Sincromisticismo, religião e pornografia no filme 'MaXXXine'


Para os pesquisadores em Sincromisticismo, Hollywood é uma gigantesca corporação que recruta médiuns para, sob as bênçãos do Método da Actor’s Studio, incorporarem formas-pensamento retirada do inconsciente coletivo da humanidade. Para, a partir dessa tese, surgirem caricaturas de teorias conspiratórias que denunciam um suposto satanismo para destruir o Ocidente, é um passo. Esse é o pano de fundo do fechamento da trilogia de Tie West, “MaXXXine” (2024), uma homenagem ao terror slash dos anos 1970, agora ambientado em meados dos anos 1980. Agora, Maxine tenta sair dos filmes pornôs e virar estrela no mainstrem hollywoodiano – como sempre, deixando um rastro de sangue. “MaXXXine” revela como pornografia e religião estão estranhamente muito próximas.

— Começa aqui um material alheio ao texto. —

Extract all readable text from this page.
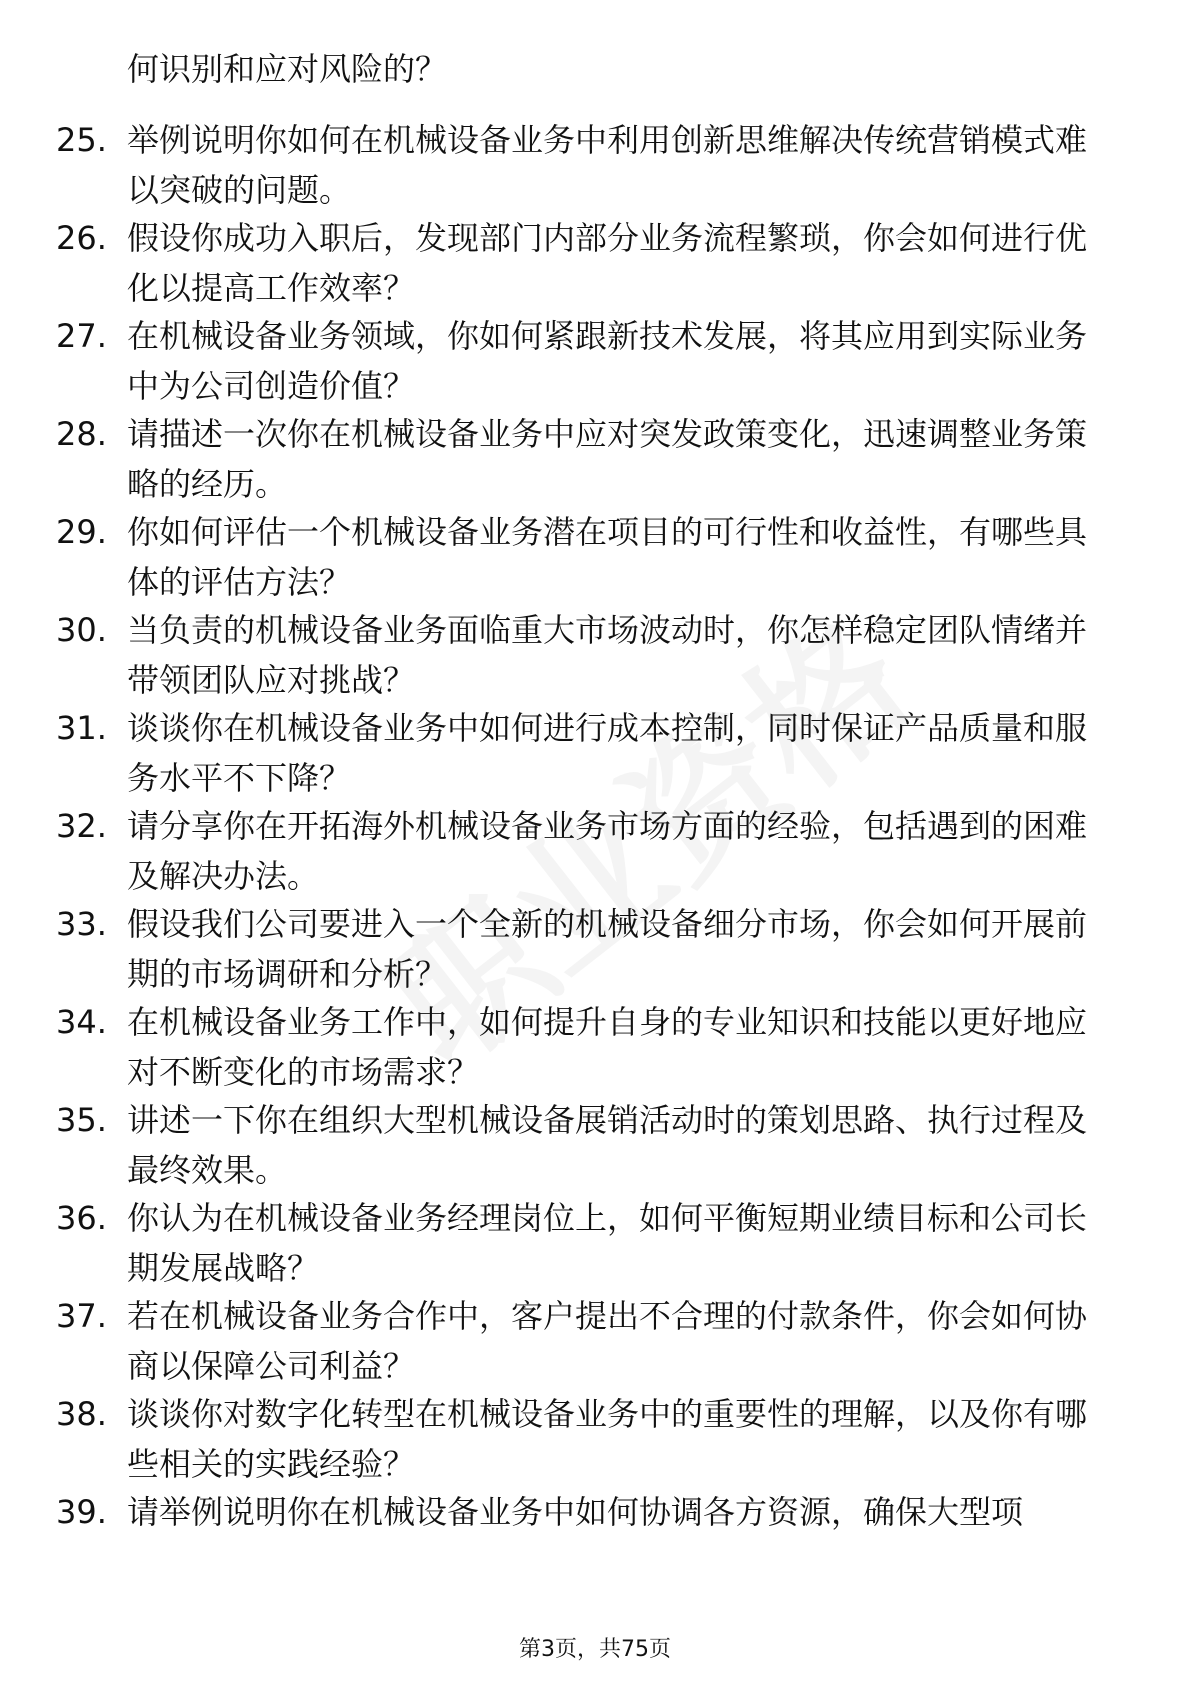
何识别和应对风险的？
25. 举例说明你如何在机械设备业务中利用创新思维解决传统营销模式难以突破的问题。
26. 假设你成功入职后，发现部门内部分业务流程繁琐，你会如何进行优化以提高工作效率？
27. 在机械设备业务领域，你如何紧跟新技术发展，将其应用到实际业务中为公司创造价值？
28. 请描述一次你在机械设备业务中应对突发政策变化，迅速调整业务策略的经历。
29. 你如何评估一个机械设备业务潜在项目的可行性和收益性，有哪些具体的评估方法？
30. 当负责的机械设备业务面临重大市场波动时，你怎样稳定团队情绪并带领团队应对挑战？
31. 谈谈你在机械设备业务中如何进行成本控制，同时保证产品质量和服务水平不下降？
32. 请分享你在开拓海外机械设备业务市场方面的经验，包括遇到的困难及解决办法。
33. 假设我们公司要进入一个全新的机械设备细分市场，你会如何开展前期的市场调研和分析？
34. 在机械设备业务工作中，如何提升自身的专业知识和技能以更好地应对不断变化的市场需求？
35. 讲述一下你在组织大型机械设备展销活动时的策划思路、执行过程及最终效果。
36. 你认为在机械设备业务经理岗位上，如何平衡短期业绩目标和公司长期发展战略？
37. 若在机械设备业务合作中，客户提出不合理的付款条件，你会如何协商以保障公司利益？
38. 谈谈你对数字化转型在机械设备业务中的重要性的理解，以及你有哪些相关的实践经验？
39. 请举例说明你在机械设备业务中如何协调各方资源，确保大型项
第3页，共75页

Afinal, foram os primeiros gêneros bem-sucedidos na história do cinema.

Certa vez o ator Paulo Autran foi entrevistado com perguntas formuladas por uma pequena plateia de jovens no antigo programa “Matéria Prima”, apresentado pelo Serginho Groisman, na TV Cultura. Quando veio uma típica pergunta ao melhor estilo “Vídeo Show”: “dos personagens que você fez na carreira, qual tinha mais a ver com você?”. “Nenhum!”, respondeu enfático Autran. E explicou como a função do ator é a de representar o personagem e nunca se identificar com próprio personagem. E nisso, segundo ele, que reside a técnica e o talento do ofício do ator.

É claro que Autran era um ator da escola clássica do método Stanislavski que empreendia uma dialética entre entrega do ator ao personagem e distanciamento.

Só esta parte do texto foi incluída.